A situation of constant (static) macroscopic properties while having two opposing changes take place at an equal rate is termed dynamic equilibrium [Local].

For a system to reach equilibrium, it must be in a closed system. If a sugar solution is open to the atmosphere, water will evaporate at some rate. Eventually, as the water evaporates, sugar crystallizes from the solution. This process can be used to grow crystals of rock candy. In the end, there is not equilibrium; instead, there is rock candy, and water in the atmosphere.

Two different types of observations give evidence for a dynamic state in saturated solutions.

Consider a saturated solution made by dissolving lead(II) iodide in distilled water. At some point, the amount of solid present will stop decreasing and a saturated solution will have formed. Once the solution is saturated we commonly say no more solid will dissolve. That is true on a macroscopic level only. With the solution saturated, a sample of solid lead(II) iodide that contains radioactive iodide (iodine-131) is added. After a period of a few hours, the solution is carefully filtered and the liquid phase only is tested with a radiation detector. If the system had been static, the liquid would be non-radioactive.

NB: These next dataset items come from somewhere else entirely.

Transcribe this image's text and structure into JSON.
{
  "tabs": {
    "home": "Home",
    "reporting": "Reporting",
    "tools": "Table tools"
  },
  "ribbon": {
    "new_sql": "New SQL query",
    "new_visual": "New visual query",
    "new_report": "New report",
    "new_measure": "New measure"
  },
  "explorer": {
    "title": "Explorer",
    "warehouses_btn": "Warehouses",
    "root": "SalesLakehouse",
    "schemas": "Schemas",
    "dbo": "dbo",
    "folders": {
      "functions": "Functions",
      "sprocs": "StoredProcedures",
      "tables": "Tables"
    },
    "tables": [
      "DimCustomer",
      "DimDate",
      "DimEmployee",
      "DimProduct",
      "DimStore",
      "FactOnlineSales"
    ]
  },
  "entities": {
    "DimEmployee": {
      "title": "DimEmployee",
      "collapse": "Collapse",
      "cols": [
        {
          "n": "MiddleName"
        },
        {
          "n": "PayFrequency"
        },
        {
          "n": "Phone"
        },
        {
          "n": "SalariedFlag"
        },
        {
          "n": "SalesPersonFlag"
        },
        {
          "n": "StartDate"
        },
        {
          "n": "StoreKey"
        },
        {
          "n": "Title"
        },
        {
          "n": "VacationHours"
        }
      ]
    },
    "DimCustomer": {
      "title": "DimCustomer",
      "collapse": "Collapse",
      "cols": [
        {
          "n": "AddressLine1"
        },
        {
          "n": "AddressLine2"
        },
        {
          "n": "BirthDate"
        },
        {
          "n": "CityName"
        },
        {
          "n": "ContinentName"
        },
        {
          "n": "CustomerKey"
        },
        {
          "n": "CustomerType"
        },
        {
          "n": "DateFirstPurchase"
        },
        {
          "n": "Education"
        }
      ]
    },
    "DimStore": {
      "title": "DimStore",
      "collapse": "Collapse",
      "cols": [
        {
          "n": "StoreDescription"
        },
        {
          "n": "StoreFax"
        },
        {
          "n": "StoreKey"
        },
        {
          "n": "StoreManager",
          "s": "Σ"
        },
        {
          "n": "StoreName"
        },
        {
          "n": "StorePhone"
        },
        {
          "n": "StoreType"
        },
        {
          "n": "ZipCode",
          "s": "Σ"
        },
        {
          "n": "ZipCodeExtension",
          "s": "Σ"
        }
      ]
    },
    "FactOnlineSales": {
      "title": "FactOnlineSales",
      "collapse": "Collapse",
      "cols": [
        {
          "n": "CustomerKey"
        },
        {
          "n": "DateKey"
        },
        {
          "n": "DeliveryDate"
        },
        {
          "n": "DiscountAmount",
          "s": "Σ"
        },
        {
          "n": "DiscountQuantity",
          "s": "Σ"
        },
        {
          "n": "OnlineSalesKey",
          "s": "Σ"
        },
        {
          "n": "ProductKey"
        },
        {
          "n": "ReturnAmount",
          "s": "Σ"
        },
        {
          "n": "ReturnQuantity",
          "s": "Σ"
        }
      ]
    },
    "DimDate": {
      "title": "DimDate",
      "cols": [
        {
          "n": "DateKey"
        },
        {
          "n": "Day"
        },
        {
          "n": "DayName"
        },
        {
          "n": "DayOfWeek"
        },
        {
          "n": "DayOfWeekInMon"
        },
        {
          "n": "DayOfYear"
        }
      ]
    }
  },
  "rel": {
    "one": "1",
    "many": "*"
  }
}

However, the liquid portion shows a measurable amount of radioactive iodide-131. The only way it could be in the liquid is if some of the added solid dissolved in the saturated solution. (If you can access the Equilibrium ChemStudy film, this experiment is demonstrated.)

If a 'perfect' crystal has been grown but becomes damaged on a surface or edge, this imperfection can be 'healed' by suspending the crystal in a saturated solution together with small crystals on the bottom. Even at a constant temperature in a sealed container, the damaged edges or surface slowly are repaired. In a dynamic equilibrium, both dissolving and crystallizing are taking place. It turns out that the large crystals are preferred relative to smaller ones.